Fox Searchlight has released a final trailer for its upcoming horror film, Antlers. The first movie developed under Guillermo del Toro’s 2018 deal with Fox, Antlers is based on a short story titled “The Quiet Boy”, as was written by Channel Zero creator and The Act showrunner Nick Antosca. Plot-wise, the film revolves around Julia, a small-town Oregon schoolteacher (Keri Russell) who discovers one of her students, Lucas (Jeremy T. Thomas), is hiding a terrible secret that endangers them all.

Although the Antlers teaser played coy about what, exactly, that secret is, the official trailer released in October let the cat out of the bag: Lucas’ father has transformed into a cannibalistic monster that his son keeps locked away and fed with animals. However, when the creature breaks loose and kills a local, it’s not long before Julia and her brother Paul (Jesse Plemmons), their town’s sheriff, realize it all leads back to Lucas. Now, the film has received a final trailer that further hints at its monster’s full form and mythical nature.

The final trailer for Antlers dropped online today and will almost certainly hit theaters with Black Christmas this weekend. You can check it out in the space below.

As the final trailer illustrates, Antlers deals with one of del Toro’s favorite topics: the stories we tell and how they shape out understanding of the world. It’s a theme he’s explored to great effect in his previous films, including the Oscar-winning Pan’s Labyrinth and this summer’s Scary Stories to Tell in the Dark (which he co-wrote and produced only). Problem is, unlike those movies, del Toro neither wrote nor directed Antlers, and served solely as a producer. The film was instead co-written and overseen by Crazy Heart and Hostiles helmer Scott Cooper, which explains why its trailer footage doesn’t especially look or feel like a del Toro project (its thematic similarities aside).
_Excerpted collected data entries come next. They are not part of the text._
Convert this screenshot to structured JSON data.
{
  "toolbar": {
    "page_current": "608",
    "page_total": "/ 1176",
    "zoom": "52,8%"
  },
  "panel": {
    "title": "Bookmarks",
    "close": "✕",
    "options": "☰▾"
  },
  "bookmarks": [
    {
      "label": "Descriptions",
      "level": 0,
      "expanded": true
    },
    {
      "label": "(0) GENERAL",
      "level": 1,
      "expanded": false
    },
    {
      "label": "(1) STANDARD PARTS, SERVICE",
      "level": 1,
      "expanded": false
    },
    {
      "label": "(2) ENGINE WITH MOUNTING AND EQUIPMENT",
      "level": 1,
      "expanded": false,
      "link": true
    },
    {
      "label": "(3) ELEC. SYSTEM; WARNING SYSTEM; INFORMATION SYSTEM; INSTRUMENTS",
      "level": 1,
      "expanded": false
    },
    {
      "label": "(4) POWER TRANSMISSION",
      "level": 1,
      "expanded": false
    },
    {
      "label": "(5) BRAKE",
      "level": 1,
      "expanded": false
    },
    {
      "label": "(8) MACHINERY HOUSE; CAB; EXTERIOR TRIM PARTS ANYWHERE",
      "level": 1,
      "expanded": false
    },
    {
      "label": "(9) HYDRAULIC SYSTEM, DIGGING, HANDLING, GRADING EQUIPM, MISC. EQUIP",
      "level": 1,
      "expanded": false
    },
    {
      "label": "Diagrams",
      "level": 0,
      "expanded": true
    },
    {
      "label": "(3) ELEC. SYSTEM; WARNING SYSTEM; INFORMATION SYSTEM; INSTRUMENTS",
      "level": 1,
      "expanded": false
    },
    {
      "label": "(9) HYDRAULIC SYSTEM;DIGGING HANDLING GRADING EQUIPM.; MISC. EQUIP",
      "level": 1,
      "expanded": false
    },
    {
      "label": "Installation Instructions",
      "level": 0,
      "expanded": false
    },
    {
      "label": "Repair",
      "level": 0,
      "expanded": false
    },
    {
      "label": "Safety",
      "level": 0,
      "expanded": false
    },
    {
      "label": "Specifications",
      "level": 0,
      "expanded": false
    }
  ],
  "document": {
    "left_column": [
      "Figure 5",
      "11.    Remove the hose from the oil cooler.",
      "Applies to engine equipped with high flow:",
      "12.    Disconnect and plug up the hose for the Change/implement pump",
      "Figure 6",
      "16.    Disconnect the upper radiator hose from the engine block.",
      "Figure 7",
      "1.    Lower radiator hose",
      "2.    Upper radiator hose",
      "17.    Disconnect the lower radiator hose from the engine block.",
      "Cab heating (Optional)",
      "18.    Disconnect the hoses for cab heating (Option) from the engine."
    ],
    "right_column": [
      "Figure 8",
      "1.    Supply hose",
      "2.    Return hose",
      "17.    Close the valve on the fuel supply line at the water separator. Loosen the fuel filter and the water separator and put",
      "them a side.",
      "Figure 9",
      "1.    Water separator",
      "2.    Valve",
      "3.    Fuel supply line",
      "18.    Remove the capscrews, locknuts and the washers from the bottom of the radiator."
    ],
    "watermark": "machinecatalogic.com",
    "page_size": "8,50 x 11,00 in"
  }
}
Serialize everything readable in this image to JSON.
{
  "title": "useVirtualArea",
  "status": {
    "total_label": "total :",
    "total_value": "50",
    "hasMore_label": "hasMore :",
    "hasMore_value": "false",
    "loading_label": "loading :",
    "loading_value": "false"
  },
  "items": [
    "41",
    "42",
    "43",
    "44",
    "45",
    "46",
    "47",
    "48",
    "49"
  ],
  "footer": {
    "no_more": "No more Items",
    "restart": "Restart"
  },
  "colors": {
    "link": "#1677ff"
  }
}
All the same, Cooper (so far) appears to have done a nice job of bringing Antosca’s creepy story to life on the big screen. The final trailer similarly provides some exciting glimpses of the film’s monster and hints that it may end up being a literal Wendigo from Native American folklore, as Graham Greene’s character suggests during his brief appearance here. It remains to be seen if Antlers has the narrative depth of either del Toro or Antosca’s prior work to go with its bleak mood-setting, but it certainly has the potential to be an engaging and unsettling fantasy-horror allegory. With a little luck, then, it will live up to the hype generated by its marketing campaign when it opens next spring.